Dose-response effects of betamethasone on maturation of the fetal sheep lung

Abstract

Objective: Glucocorticoid administration to women in preterm labor improves neonatal mortality and morbidity. Fetal exposure to glucocorticoid levels higher than those appropriate to the current gestational stage has multiple organ system effects. Some, eg, fetal hypertension, are maximal at lower than the clinical dose. We hypothesized that the clinical dose has supramaximal lung maturational effects.

Study design: We evaluated the full, half, and quarter clinical betamethasone dose (12 mg/70 kg or 170 microg/kg intramuscularly twice 24 hours apart) on fetal sheep lung pressure volume curves (PVC) after 48 hours' exposure at 0.75 gestation. We measured key messenger RNAs and protein products that affect lung function and total lung dipalmitoyl phosphatidyl choline.

Results: Full and half doses had similar PVC and total lung dipalmitoyl phosphatidyl choline effects. Messenger RNA for surfactant proteins A, B, and D and elastin increased in a dose-dependent fashion.

Conclusion: Half the clinical betamethasone dose produces maximal PVC improvement in fetal sheep at 0.75 gestation.

Figure 1. Pressure-volume relationships in fetal sheep lungs removed from fetuses of ewes treated with a single injection of betamethasone adjusted to maternal weight

(0 μg/kg [C: control], N=7 (3,4); 42.5 μg/kg, N=7 (2,5); 85 μg/kg, N=8 (2,6); 170 μg/kg, N=8 (3,5)) at 8.00 AM on day 110 and again at 8.00 AM on day 111. The fetus was delivered by Cesarean Section and the lungs evaluated 48 h after the first dose. A deflation arm of the pressure-volume relationship (symbols for doses as indicated); B area under the curve for each BM dose; • average of twins; ○ singletons; C mean area under the curve for each BM dose. M ± SEM. * p<0.05 comparison to control.

Figure 2. Correlations between maternal weight adjusted betamethasone dose and mRNA of surfactant proteins, elastin and glucocorticoid receptor

• average of twins; ○ singletons. SP-A r = 0.50 p = 0.005; SP-B r = 0.37 p = 0.046; SP-C r = 0.14 p = 0.469; SP-D r = 0.38 p=0.038; Elastin r = 0.39 p = 0.032; GR r = −.20 p= 0.301.

Figure 3. Surfactant protein (SP) in fetal sheep lungs removed from fetuses of ewes treated with a single injection of either vehicle or betamethasone (BM)

A SP-A; B SP-B; and C SP-C relative to E-actin in fetal sheep lungs removed from fetuses of ewes treated with a single injection of either vehicle C or BM adjusted to maternal weight (0 μg/kg [C: control], N=7 (3,4); 42.5 μg/kg, N=7 (2,5); 85 μg/kg, N=8 (2,6); 170 μg/kg, N=8 (3,5)) at 8.00 AM on day 110 and again at 8.00 AM on day 111. The fetus was delivered by Cesarean Section and the lungs evaluated for protein content by Western analysis 48 h after the first dose.
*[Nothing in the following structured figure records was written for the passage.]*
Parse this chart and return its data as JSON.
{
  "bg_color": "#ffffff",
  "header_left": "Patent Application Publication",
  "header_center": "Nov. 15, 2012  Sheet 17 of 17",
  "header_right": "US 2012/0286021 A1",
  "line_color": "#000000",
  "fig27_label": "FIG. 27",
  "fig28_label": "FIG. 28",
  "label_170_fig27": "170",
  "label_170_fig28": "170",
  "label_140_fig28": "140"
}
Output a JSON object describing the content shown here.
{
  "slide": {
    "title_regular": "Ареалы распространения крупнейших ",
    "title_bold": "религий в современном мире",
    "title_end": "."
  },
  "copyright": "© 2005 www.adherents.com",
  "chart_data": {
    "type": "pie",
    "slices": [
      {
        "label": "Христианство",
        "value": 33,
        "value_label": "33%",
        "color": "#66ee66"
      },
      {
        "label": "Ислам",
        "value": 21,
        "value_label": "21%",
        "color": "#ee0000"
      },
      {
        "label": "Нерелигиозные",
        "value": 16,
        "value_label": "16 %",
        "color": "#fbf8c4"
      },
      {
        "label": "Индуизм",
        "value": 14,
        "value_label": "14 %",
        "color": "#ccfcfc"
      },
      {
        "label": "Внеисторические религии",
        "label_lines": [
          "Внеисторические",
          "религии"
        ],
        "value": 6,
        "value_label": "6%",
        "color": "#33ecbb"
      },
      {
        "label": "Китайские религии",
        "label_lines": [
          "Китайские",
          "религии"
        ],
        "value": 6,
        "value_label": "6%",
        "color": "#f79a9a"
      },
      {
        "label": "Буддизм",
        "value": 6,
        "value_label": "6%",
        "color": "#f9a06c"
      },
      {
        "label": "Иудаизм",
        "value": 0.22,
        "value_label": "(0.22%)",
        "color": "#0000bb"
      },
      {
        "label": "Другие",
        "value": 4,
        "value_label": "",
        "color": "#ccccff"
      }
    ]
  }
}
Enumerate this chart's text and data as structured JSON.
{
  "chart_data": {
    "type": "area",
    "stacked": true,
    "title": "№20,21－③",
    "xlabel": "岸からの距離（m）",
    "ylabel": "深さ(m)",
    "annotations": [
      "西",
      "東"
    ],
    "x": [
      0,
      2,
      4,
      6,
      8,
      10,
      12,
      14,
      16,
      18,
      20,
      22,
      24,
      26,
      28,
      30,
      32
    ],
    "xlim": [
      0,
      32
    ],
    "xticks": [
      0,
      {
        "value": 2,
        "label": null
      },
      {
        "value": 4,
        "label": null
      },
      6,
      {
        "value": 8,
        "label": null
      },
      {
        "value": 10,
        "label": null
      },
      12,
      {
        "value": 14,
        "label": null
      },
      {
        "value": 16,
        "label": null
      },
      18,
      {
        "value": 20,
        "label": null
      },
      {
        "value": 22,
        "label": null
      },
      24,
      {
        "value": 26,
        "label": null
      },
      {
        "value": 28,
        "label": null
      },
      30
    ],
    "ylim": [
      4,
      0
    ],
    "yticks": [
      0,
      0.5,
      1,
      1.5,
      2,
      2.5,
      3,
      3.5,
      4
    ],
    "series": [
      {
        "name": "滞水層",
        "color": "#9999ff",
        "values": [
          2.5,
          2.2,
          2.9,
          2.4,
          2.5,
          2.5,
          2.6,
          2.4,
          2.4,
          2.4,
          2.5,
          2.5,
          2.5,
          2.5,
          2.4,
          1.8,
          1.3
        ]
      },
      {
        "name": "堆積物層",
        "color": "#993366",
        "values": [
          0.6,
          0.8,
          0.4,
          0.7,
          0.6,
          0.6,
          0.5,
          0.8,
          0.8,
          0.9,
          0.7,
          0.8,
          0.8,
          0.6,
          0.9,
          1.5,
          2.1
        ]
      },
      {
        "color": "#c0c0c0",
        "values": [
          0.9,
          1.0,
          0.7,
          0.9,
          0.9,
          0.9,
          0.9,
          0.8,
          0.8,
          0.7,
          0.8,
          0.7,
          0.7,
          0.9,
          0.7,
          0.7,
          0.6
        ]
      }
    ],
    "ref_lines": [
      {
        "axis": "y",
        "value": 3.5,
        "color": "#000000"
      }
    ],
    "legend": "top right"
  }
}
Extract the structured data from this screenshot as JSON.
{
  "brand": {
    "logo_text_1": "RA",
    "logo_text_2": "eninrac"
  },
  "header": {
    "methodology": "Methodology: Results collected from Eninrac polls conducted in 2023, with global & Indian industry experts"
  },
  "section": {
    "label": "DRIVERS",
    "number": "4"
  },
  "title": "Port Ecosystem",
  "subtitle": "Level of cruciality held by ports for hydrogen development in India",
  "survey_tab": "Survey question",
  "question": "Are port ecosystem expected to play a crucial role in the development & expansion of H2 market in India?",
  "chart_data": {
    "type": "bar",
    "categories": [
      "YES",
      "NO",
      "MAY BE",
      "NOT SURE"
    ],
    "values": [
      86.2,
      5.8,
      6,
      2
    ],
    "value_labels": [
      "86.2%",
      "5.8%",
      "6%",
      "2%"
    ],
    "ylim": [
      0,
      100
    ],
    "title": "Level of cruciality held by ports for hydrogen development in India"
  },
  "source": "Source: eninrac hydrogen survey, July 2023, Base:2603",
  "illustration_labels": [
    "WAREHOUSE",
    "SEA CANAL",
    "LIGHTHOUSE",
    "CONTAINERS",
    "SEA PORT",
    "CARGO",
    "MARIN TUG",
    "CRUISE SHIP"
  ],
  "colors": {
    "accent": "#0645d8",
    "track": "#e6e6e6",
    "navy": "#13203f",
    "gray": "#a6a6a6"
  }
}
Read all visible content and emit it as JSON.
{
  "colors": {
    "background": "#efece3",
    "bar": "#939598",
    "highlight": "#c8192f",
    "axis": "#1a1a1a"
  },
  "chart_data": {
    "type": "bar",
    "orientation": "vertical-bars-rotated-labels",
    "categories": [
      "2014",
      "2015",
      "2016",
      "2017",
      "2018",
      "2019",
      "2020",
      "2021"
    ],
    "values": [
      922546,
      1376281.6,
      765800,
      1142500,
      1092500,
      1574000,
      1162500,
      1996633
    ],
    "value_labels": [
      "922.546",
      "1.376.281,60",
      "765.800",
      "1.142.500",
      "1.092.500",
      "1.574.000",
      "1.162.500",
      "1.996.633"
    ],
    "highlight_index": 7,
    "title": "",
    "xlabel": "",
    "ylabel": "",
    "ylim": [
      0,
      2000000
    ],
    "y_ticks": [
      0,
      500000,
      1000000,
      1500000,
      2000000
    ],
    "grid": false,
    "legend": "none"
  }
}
There were no differences between groups.

Figure 4. Fetal whole lung disaturated phophatidyl choline (DPPC)

DPPC in fetuses of pregnant ewes treated with different doses of betamethasone (BM) adjusted to maternal body weight (0 μg/kg [C: control], N=7 (3,4); 42.5 μg/kg, N=7 (2,5); 85 μg/kg, N=7 (1,6); 170 μg/kg, N=7 (2,5)). Mean ± SEM. Regression function: DPPC = −11.9 ln(BM) + 190. r = 0.993.